What is your work about?
People always say that looking back gets us nowhere and should be avoided. ”Live in the present!” they say. ”Be here now!” This, however, is easier said than done. Calypso’s enchanting melodies couldn’t keep Odysseus from yearning for Ithaca. Marcel Proust spent the last part of his life as an invalid in bed remembering his childhood, writing the seven-volume novel In Search of Lost Time. Even wild Huck Finn couldn’t stop himself from creeping back into town to shed a few secret tears. So while nostalgia may not bring joy to our lives, nor does it satisfy us in the present, the experience of looking back and remembering a place fraught with poignant memories is one of the most human things we do. We lament the passage of time and the places we cannot get back to, and from that time-warped perspective, the places and people of the past shimmer.
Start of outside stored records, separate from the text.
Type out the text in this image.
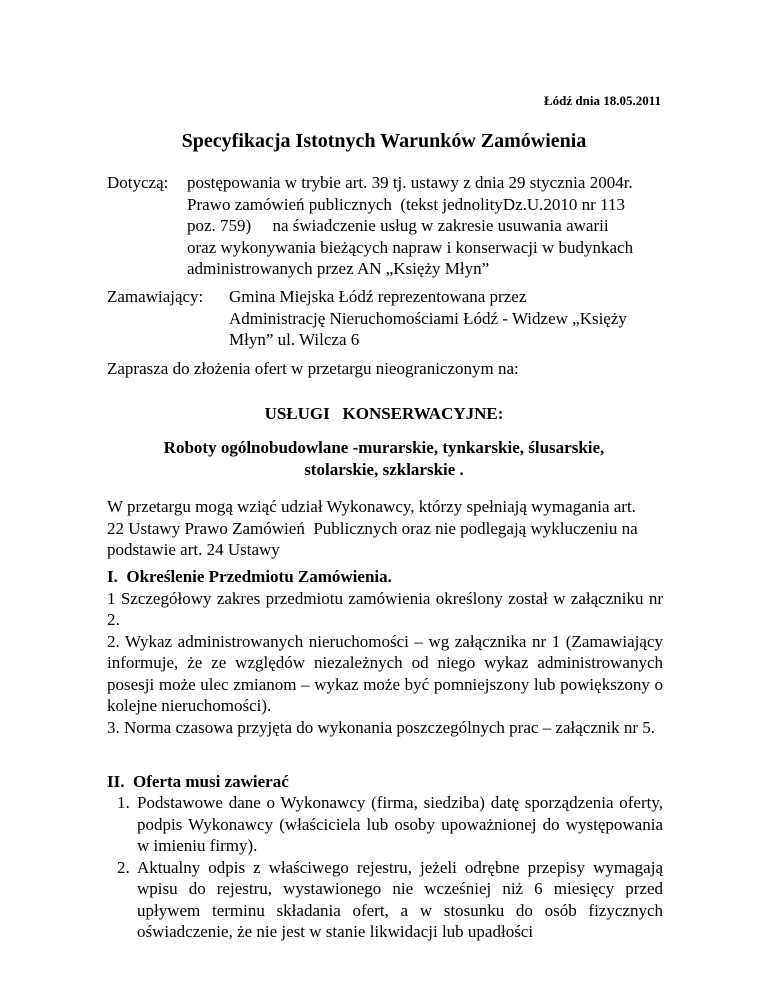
Łódź dnia 18.05.2011
Specyfikacja Istotnych Warunków Zamówienia
Dotyczą: postępowania w trybie art. 39 tj. ustawy z dnia 29 stycznia 2004r.
Prawo zamówień publicznych  (tekst jednolityDz.U.2010 nr 113
poz. 759)     na świadczenie usług w zakresie usuwania awarii
oraz wykonywania bieżących napraw i konserwacji w budynkach
administrowanych przez AN „Księży Młyn”
Zamawiający: Gmina Miejska Łódź reprezentowana przez
Administrację Nieruchomościami Łódź - Widzew „Księży
Młyn” ul. Wilcza 6
Zaprasza do złożenia ofert w przetargu nieograniczonym na:
USŁUGI   KONSERWACYJNE:
Roboty ogólnobudowlane -murarskie, tynkarskie, ślusarskie,
stolarskie, szklarskie .
W przetargu mogą wziąć udział Wykonawcy, którzy spełniają wymagania art.
22 Ustawy Prawo Zamówień  Publicznych oraz nie podlegają wykluczeniu na
podstawie art. 24 Ustawy

I.  Określenie Przedmiotu Zamówienia.

1 Szczegółowy zakres przedmiotu zamówienia określony został w załączniku nr 2.

2. Wykaz administrowanych nieruchomości – wg załącznika nr 1 (Zamawiający informuje, że ze względów niezależnych od niego wykaz administrowanych posesji może ulec zmianom – wykaz może być pomniejszony lub powiększony o kolejne nieruchomości).

3. Norma czasowa przyjęta do wykonania poszczególnych prac – załącznik nr 5.

II.  Oferta musi zawierać
1. Podstawowe dane o Wykonawcy (firma, siedziba) datę sporządzenia oferty, podpis Wykonawcy (właściciela lub osoby upoważnionej do występowania w imieniu firmy).
2. Aktualny odpis z właściwego rejestru, jeżeli odrębne przepisy wymagają wpisu do rejestru, wystawionego nie wcześniej niż 6 miesięcy przed upływem terminu składania ofert, a w stosunku do osób fizycznych oświadczenie, że nie jest w stanie likwidacji lub upadłości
The allure of the mythical West is in sharp tension with the provincial, East Coast home I grew up in. I spent my youth yearning to live in the American West, and now that I have finally landed in coastal California I long for rural Pennsylvania and its cold winters. And so I restlessly search between the local and universal, finding that I am a native nowhere.
How does photographing on film (or using your material photographic process of predilection) inform your artistic practice?
There is both a mythology and a mystery that is addressed through using film. These ideas are at the core of the work I want to make and an analog process, that is by nature slower and more enigmatic than a digital one, allows me to connect content and concept to the physical means by which I make photographs.